Memento Mori
In the Old Burial Ground in Jaffrey, New Hampshire, the most famous residents are outshined by the gravestone of someone who isn’t dead yet.
My visit was to pay my respects at the grave of the author Willa Cather, whose work I admire. Her grave is easy to find, in the lowest corner of the burial ground, facing Mount Monadnock in the distance. I greatly enjoyed O Pioneers!, My Antonia, and Death Comes for the Archbishop, which I read in my adulthood, on a friend’s recommendation. I recently picked up the Library of America collection, so I can read her less famous novels, including One of Ours, about a young man shipped off to die in the Great War.
Not that Cather’s grave was underwhelming, but after making the trip, we decided to explore the entire grounds to see what we could see. We were not disappointed.



The Town Tomb has the air of a barrow mound. Bodies were interred here in the winter months when digging graves in the frozen earth was difficult or impossible. The face of Dorothy Caldwell stares down from the tomb that her husband, the sculptor Count Viggo Brandt-Erichson, built for her and their infant daughter. Every graveyard needs at least one snarky inscription, and here Sarah Averill’s fits the bill. “She done all she could.”




The many slate tombstones are beautiful, and many of them were still legible after centuries. The stones with engravings that faced north, the side that lichen favors due to coolness and moisture, fared the worst. Lichens are a symbiote, algae and fungi living together to produce weak acids which dissolve rock and absorb the resulting minerals. They turned the tombstones leopard-spotted with their stony green patches. The stunning stones are still being made, many with memento mori, words or images that remind the living of their fate.
Memento mori is Latin for “Remember you must die.” Seems rather like gilding the lily, in my opinion. We’re in a graveyard; unless we’re callow youth, we’re likely considering our own mortality. Humans believe that we are the only living creature who knows we must die; but we tend to think very highly of ourselves. Some people consider their mortality early. We encountered the future grave of one such fellow, who had a wonderful tombstone engraved in anticipation of it marking the site of his eternal dirt nap.
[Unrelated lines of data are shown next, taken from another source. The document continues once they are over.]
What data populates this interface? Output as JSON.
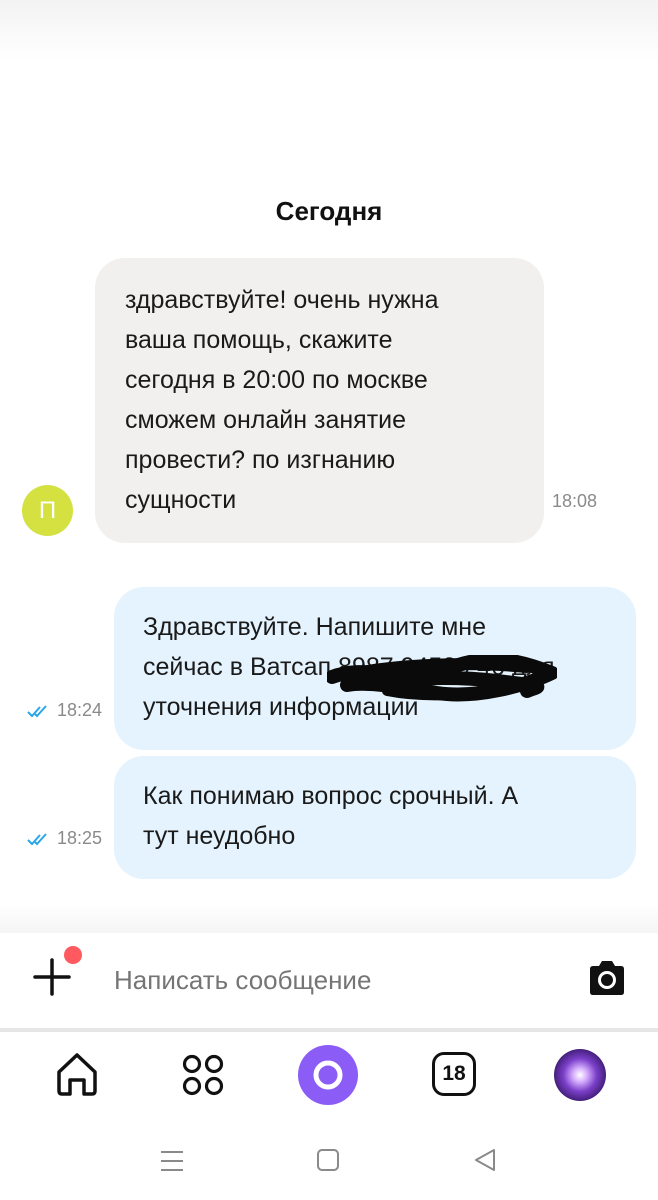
{
  "chat": {
    "date_separator": "Сегодня",
    "incoming": {
      "avatar_letter": "П",
      "avatar_color": "#d4e141",
      "lines": [
        "здравствуйте! очень нужна",
        "ваша помощь, скажите",
        "сегодня в 20:00 по москве",
        "сможем онлайн занятие",
        "провести? по изгнанию",
        "сущности"
      ],
      "time": "18:08"
    },
    "outgoing": [
      {
        "lines": [
          "Здравствуйте. Напишите мне",
          "сейчас в Ватсап 8987 94539 46 для",
          "уточнения информации"
        ],
        "time": "18:24",
        "status": "read"
      },
      {
        "lines": [
          "Как понимаю вопрос срочный. А",
          "тут неудобно"
        ],
        "time": "18:25",
        "status": "read"
      }
    ]
  },
  "composer": {
    "placeholder": "Написать сообщение",
    "attach_icon": "plus-icon",
    "camera_icon": "camera-icon"
  },
  "bottom_nav": {
    "items": [
      "home-icon",
      "services-grid-icon",
      "alice-assistant-icon",
      "calendar-icon",
      "profile-avatar"
    ],
    "calendar_day": "18",
    "accent_color": "#8b5cf6"
  },
  "system_nav": [
    "menu-icon",
    "home-square-icon",
    "back-triangle-icon"
  ]
}
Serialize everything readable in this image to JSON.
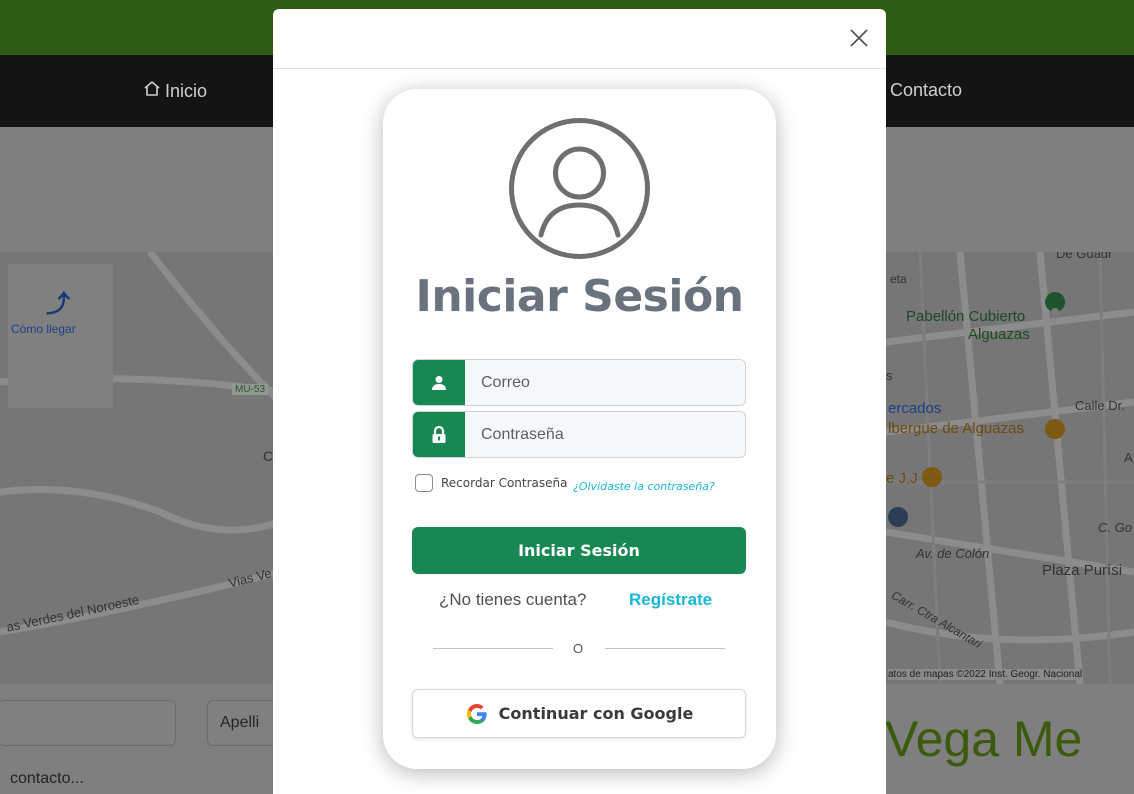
{
  "nav": {
    "home": "Inicio",
    "contact": "Contacto"
  },
  "map": {
    "directions_label": "Cómo llegar",
    "road_badge": "MU-53",
    "labels": {
      "vias_verdes": "as Verdes del Noroeste",
      "vias_v": "Vias Ve",
      "pabellon_1": "Pabellón Cubierto",
      "pabellon_2": "Alguazas",
      "mercados": "ercados",
      "albergue": "lbergue de Alguazas",
      "jj": "e J.J",
      "calle_dr": "Calle Dr.",
      "av_colon": "Av. de Colón",
      "plaza": "Plaza Purísi",
      "carr": "Carr. Ctra Alcantari",
      "c_go": "C. Go",
      "de_guad": "De Guadr",
      "eta": "eta",
      "s": "s",
      "a": "A",
      "c": "C",
      "attribution": "atos de mapas ©2022 Inst. Geogr. Nacional"
    }
  },
  "background_form": {
    "apellidos_placeholder": "Apelli",
    "contact_placeholder": "contacto...",
    "brand": "ega Me"
  },
  "modal": {
    "title": "Iniciar Sesión",
    "email_placeholder": "Correo",
    "password_placeholder": "Contraseña",
    "remember_label": "Recordar Contraseña",
    "forgot_link": "¿Olvidaste la contraseña?",
    "submit_label": "Iniciar Sesión",
    "no_account": "¿No tienes cuenta?",
    "register_link": "Regístrate",
    "divider": "O",
    "google_label": "Continuar con Google"
  },
  "colors": {
    "primary_green": "#198754",
    "link_cyan": "#19b6d6",
    "title_gray": "#6a737d"
  },
  "icons": [
    "home-icon",
    "close-icon",
    "user-circle-icon",
    "user-icon",
    "lock-icon",
    "google-icon",
    "directions-icon",
    "map-pin-icon",
    "restaurant-icon"
  ]
}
After some web searching, I found his website. He is a student of Jaffrey history, and as the back of his stone suggests, an visitor of Antartica. You can learn about both at the website, which includes photos that will assure you that he is very much alive as of this writing. His winged visage stares from the tombstone, facing Mount Monadnock, dauntless in the face of impending lichen.


Not everyone chose slate; one family marker is a chunk of amethyst, also covered in lichen. Perhaps we should add a memento mori for the stones themselves, they they remember that even rock must die. I’ll leave you with a delightful and morbid song by The Decemberists to play while visiting these places…





Yay Decemberists! I did not know about the amethyst. Now I'm thinking of rock collectors who couldn't narrow it down to a single favorite, and that's where the tradition of cairns comes from.
As a librarian I have met many a person interested in documentation but that Stephenson guy is at another level. Wow. Impressed and slightly terrified. The lichen comes for us all and perhaps only Stevenson is ready.
Thanks for visiting & sharing Cather’s grave — I’m a fan of hers as well.